Janet FolgerShe makes the rather tall claim that Canada, Sweden, England and France are already persecuting Christians who cite Bible passages in demonizing gays. America, she claims, is following those nations' lead. (In fact, the hate-crimes legislation pending in Congress specifically protects speech and penalizes only hate-motivated violence.)
Folger says she sobbed and felt almost defeated when the US House of Representatives passed hate-crimes legislation in early 2007. We just need to bring "God back into this debate," Folger maintains. She argues that when large numbers of fundamentalist Christians get to the voting booth, good things will transpire and points to the election and re-election of President George W. Bush as evidence. Folger urges people to be especially politically active in 2008, saying that they should not be lulled into believing that a "values voter" candidate cannot retain control of the White House.
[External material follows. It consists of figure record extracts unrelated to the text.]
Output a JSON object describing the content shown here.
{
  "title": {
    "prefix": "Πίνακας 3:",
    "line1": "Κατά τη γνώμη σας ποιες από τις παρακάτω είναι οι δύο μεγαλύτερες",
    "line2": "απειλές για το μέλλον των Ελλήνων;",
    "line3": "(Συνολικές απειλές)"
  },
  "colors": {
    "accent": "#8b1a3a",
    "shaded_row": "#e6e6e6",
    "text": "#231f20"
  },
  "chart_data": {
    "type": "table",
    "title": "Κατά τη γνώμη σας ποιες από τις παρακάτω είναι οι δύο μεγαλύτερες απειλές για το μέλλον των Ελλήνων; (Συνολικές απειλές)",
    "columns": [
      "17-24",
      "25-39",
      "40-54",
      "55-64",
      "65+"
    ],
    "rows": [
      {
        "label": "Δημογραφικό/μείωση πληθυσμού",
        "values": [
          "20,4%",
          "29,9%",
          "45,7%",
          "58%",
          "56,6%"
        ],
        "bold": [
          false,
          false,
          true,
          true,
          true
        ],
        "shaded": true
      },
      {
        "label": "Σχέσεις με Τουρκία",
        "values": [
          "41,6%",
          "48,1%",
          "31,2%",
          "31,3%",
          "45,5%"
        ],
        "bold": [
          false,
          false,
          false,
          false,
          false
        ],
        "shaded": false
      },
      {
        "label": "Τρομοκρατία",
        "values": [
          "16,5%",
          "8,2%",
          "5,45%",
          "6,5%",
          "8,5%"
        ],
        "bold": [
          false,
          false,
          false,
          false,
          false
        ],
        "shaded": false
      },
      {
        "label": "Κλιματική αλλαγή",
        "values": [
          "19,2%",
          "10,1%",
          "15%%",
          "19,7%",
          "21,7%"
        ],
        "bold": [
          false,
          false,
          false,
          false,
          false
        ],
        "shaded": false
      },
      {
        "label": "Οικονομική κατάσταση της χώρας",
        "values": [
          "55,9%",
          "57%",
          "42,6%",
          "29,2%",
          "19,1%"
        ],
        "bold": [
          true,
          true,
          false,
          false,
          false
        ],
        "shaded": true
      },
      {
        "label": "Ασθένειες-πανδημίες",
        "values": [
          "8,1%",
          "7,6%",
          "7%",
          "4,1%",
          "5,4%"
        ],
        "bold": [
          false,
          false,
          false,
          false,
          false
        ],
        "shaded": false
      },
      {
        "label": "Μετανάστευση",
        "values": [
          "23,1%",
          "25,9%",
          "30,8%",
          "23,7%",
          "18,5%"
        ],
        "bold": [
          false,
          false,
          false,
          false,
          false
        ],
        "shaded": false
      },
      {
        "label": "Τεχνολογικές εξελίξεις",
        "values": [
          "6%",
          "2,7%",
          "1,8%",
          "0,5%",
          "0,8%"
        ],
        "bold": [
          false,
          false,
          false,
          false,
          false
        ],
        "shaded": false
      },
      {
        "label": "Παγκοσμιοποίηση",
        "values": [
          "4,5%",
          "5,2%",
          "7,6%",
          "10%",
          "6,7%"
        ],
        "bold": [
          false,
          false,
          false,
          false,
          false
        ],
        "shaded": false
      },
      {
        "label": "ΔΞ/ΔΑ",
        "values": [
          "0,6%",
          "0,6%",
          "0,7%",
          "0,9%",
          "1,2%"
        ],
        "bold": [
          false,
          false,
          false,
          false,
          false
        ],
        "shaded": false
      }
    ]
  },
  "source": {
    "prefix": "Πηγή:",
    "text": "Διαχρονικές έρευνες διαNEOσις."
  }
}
Lauding the US Supreme Court for upholding a federal ban on so-called "partial-birth" abortion, Folger maintains that Christians are "so close to winning this thing, of overturning Roe v. Wade." "We are one judge away," she says.

This groups have a specific following; their compounds seem carbon copies of those of the Branch Davidians in Waco, Texas; their religious zeal is... like that of the ancient zealots. The problem is: their rhetoric is convincing a lot of people, despite the absence of all logic - or a lack of evidence underpinning their arguments.
Americans United Executive Director Barry W. Lynn argues that "American public policy cannot be based solely on the Bible, any more than it could be based solely on the Koran or the Bhagavad Gita. The laws that govern our daily lives," Lynn continues, "need to be based on commonly shared secular values, including those found in the Bill of Rights. Lawmakers take an oath, sometimes on a holy book even, to uphold the Constitution. They do not put their hand on the Constitution and swear to uphold the Bible." And that, for these organisations, is precisely the problem: they feel it should be the other way around.